Untuk menjaga keberlangsungan usaha, Kuswartono memaparkan tiga langkah yang dapat ditempuh pelaku industri. Pertama, akselerasi ekonomi sirkular melalui percepatan penggunaan material daur ulang (food grade) guna mengurangi ketergantungan pada bahan baku impor. Kedua, optimasi distribusi dengan efisiensi jalur logistik untuk menekan pemborosan energi. Ketiga, diversifikasi produk dengan fokus pada kemasan yang lebih efisien agar harga tetap terjangkau bagi masyarakat.
Di sisi kebijakan, ia mendesak pemerintah hadir melalui intervensi yang berpihak pada rakyat. Ia menyoroti perlunya stabilitas pasokan dan insentif, termasuk jaminan ketersediaan energi serta keringanan pajak bagi industri yang berkaitan dengan hajat hidup orang banyak. Selain itu, ia mendorong penyederhanaan birokrasi dengan memperkuat implementasi OSS dan SIInas, serta pendampingan SNI agar UMKM dan industri besar memiliki daya saing di masa krisis.

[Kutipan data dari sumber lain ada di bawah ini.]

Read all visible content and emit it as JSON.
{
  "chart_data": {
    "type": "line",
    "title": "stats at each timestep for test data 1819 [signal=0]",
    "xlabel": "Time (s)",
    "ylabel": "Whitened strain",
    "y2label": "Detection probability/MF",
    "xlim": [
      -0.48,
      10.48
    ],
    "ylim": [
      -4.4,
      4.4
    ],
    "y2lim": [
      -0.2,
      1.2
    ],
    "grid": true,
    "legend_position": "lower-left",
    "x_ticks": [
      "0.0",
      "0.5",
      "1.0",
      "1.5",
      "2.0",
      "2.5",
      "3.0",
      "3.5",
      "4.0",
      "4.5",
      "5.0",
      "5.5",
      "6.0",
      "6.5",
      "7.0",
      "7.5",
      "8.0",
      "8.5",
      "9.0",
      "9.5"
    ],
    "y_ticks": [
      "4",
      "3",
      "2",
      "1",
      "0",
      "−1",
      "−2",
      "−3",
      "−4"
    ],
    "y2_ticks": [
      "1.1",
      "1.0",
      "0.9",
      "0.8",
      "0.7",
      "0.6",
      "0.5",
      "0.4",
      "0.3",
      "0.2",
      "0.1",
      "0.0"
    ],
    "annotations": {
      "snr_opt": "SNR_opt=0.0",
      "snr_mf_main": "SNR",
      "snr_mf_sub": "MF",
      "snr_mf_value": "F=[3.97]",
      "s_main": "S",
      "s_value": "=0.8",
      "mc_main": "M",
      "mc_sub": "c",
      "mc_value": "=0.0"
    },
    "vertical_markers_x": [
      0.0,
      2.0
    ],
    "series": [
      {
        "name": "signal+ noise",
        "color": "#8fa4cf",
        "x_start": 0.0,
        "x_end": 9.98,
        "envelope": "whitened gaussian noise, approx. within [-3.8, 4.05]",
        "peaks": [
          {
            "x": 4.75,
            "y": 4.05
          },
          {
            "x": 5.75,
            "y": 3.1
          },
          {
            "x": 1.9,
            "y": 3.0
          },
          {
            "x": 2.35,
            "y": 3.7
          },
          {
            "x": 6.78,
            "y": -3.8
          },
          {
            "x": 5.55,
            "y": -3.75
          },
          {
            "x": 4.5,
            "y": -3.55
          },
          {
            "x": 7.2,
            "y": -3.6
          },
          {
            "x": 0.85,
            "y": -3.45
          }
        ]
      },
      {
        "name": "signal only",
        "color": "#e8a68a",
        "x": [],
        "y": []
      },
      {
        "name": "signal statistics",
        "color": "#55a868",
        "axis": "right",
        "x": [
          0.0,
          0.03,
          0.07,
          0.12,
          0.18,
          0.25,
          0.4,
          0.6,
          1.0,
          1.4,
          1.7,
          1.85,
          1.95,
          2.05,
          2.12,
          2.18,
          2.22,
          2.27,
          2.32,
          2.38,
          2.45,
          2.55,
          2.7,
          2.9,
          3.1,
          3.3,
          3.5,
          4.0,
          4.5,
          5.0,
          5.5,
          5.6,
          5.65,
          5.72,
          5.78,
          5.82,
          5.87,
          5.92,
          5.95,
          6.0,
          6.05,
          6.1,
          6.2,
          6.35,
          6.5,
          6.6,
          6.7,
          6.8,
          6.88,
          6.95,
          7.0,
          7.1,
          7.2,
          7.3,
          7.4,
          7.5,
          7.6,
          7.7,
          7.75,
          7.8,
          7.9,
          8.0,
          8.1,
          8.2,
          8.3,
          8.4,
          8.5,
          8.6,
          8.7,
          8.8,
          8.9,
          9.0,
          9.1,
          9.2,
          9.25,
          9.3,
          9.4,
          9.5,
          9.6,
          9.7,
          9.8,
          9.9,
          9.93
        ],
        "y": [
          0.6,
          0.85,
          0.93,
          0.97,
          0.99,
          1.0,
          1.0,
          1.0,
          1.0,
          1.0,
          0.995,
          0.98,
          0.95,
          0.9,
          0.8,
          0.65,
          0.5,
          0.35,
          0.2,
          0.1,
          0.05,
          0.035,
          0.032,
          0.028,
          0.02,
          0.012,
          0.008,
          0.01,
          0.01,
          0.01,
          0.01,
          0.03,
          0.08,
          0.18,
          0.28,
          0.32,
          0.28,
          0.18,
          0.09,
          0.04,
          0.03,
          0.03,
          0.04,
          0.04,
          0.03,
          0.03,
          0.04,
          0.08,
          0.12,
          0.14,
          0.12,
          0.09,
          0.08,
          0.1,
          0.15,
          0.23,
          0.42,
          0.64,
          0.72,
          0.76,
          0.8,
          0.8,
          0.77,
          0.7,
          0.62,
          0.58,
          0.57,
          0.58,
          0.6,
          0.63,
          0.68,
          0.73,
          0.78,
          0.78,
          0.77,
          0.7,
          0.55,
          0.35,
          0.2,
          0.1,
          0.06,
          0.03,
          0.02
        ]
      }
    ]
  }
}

Mengakhiri pernyataannya, Kuswartono menilai keberhasilan menghadapi dampak konflik global tidak hanya diukur dari angka pertumbuhan ekonomi, tetapi juga dari terjaganya nilai-nilai kemanusiaan. “Dengan menyeimbangkan efisiensi industri dan tanggung jawab sosial, kita menjalankan amanat konstitusi,” ujarnya. Ia menambahkan, “Inilah esensi kemerdekaan ekonomi, di mana rakyat bisa merasakan kehadiran negara dalam setiap tetes air yang mereka konsumsi sebagai anugerah Tuhan Yang Maha Esa.”